The given region is bounded by:
The circle \( x^2 + y^2 \leq 1 \),
The line \( y^2 \leq 1 - x \). Step 1: Determine the total area of the region
The total area \( A \) is the sum of two parts: 1. The area under the semicircle, and 2. The area under the curve defined by \( y = \sqrt{1 - x} \).
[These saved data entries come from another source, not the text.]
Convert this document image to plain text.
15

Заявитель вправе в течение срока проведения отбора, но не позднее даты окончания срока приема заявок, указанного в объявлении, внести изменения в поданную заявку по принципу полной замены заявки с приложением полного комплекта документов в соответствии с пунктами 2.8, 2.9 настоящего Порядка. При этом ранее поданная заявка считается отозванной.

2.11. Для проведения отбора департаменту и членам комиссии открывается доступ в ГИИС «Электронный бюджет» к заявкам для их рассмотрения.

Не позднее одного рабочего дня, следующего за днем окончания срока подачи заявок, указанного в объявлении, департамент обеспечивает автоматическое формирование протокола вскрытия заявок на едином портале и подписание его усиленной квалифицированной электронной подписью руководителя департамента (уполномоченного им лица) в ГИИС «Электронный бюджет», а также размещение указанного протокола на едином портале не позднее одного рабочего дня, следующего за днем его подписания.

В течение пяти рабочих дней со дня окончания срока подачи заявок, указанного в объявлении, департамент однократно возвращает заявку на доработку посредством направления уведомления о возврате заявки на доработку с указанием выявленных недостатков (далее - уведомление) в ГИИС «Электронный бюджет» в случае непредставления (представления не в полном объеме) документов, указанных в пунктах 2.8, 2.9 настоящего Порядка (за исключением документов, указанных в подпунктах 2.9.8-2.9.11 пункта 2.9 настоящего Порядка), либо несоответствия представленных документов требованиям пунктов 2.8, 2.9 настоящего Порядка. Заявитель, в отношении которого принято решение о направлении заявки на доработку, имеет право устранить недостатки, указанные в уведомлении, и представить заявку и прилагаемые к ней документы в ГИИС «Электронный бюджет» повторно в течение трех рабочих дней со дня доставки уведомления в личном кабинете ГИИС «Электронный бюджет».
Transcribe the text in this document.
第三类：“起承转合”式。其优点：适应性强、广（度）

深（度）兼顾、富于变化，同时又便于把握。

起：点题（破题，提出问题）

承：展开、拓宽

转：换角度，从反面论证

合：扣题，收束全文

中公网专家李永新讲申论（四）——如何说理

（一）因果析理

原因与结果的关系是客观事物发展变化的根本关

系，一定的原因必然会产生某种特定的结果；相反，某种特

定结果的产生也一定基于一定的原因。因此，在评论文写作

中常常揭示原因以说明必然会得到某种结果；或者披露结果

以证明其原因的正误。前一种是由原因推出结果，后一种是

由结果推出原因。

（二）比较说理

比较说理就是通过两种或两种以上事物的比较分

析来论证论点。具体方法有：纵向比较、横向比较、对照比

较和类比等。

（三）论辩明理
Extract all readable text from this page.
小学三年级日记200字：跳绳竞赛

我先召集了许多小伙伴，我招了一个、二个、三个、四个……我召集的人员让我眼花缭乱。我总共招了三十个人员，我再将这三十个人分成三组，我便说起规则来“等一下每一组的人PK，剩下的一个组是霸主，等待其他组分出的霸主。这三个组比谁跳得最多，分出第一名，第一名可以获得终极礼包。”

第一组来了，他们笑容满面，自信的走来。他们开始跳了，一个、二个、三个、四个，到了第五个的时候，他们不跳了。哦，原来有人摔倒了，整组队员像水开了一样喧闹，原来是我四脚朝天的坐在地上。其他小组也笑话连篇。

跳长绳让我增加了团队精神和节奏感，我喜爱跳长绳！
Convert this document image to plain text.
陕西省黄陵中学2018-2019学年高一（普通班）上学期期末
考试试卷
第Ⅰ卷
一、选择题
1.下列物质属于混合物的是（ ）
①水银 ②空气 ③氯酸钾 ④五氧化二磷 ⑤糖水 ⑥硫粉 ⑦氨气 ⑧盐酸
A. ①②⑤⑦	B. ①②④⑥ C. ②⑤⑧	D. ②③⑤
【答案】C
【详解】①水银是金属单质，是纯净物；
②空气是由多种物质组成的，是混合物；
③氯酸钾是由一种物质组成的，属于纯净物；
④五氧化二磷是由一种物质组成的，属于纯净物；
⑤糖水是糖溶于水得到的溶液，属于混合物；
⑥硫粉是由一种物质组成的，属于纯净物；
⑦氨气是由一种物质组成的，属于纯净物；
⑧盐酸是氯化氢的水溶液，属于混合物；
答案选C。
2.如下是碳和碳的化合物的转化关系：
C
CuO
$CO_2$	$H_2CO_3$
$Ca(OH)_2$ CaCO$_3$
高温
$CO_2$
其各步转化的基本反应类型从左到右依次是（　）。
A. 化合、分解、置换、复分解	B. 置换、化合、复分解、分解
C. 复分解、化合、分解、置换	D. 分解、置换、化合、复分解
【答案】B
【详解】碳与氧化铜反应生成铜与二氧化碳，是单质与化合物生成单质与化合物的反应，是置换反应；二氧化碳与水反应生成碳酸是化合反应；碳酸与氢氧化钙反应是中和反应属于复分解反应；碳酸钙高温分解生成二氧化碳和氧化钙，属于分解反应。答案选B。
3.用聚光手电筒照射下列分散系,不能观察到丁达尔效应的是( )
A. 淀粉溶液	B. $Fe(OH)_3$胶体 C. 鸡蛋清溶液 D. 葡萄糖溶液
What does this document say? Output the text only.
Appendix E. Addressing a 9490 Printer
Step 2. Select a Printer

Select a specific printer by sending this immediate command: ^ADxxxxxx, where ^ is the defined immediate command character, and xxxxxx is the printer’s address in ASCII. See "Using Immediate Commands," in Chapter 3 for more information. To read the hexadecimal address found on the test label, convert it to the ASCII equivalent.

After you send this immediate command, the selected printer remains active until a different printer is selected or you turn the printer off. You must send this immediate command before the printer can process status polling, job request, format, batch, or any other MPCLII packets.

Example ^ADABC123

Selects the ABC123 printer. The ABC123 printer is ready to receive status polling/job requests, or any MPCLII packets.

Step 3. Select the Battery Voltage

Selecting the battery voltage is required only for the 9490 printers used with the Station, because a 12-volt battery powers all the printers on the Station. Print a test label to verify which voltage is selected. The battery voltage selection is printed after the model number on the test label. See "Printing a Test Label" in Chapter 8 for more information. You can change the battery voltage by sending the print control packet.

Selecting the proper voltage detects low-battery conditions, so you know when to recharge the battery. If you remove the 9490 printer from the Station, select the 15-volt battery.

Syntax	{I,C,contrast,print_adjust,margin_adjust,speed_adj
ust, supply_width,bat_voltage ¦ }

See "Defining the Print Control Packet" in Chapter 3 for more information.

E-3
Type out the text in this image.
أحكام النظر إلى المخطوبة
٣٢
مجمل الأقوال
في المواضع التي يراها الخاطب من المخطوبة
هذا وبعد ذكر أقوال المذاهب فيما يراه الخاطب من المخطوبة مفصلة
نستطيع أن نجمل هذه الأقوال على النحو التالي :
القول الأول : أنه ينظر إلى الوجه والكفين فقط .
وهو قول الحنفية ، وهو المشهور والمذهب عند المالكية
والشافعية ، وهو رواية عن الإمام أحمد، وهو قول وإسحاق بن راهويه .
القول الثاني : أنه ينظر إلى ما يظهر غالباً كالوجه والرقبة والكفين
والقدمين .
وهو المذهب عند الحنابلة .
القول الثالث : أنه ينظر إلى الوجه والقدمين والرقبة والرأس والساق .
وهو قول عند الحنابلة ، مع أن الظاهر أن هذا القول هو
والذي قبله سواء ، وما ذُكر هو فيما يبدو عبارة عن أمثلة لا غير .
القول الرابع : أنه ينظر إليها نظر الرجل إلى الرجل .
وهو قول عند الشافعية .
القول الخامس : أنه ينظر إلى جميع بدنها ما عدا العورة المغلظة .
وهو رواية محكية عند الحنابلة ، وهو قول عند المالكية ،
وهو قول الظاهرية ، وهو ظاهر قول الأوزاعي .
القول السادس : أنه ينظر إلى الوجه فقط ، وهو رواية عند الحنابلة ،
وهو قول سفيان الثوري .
Thus, the total area \( A \) is: \[ A = 2 \int_{0}^{1} \sqrt{1 - x^2} \, dx + \int_{0}^{1} \sqrt{1 - x} \, dx. \] Step 2: Solve the first integral (semicircular area)
The first integral represents the area of a quarter-circle, and is known: \[ \int_{0}^{1} \sqrt{1 - x^2} \, dx = \frac{\pi}{4}. \] Step 3: Solve the second integral (area under the curve)
For the second integral, we have: \[ \int_{0}^{1} \sqrt{1 - x} \, dx. \] Let’s use the substitution \( 1 - x = t^2 \), then: \[ dx = -2t \, dt, \quad \text{when } x = 0 \implies t = 1, \quad x = 1 \implies t = 0. \] Substitute into the integral: \[ \int_{0}^{1} \sqrt{1 - x} \, dx = \int_{1}^{0} t \cdot (-2t) \, dt = 2 \int_{0}^{1} t^2 \, dt. \] Now solve: \[ 2 \int_{0}^{1} t^2 \, dt = 2 \left[ \frac{t^3}{3} \right]_{0}^{1} = \frac{2}{3}. \] Step 4: Combine the results
Now, combining the areas from both integrals: \[ A = 2 \cdot \left( \frac{\pi}{4} \right) + \frac{2}{3} = \frac{\pi}{2} + \frac{4}{3}. \] Final Answer: \[ \boxed{\frac{\pi}{2} + \frac{4}{3}}. \]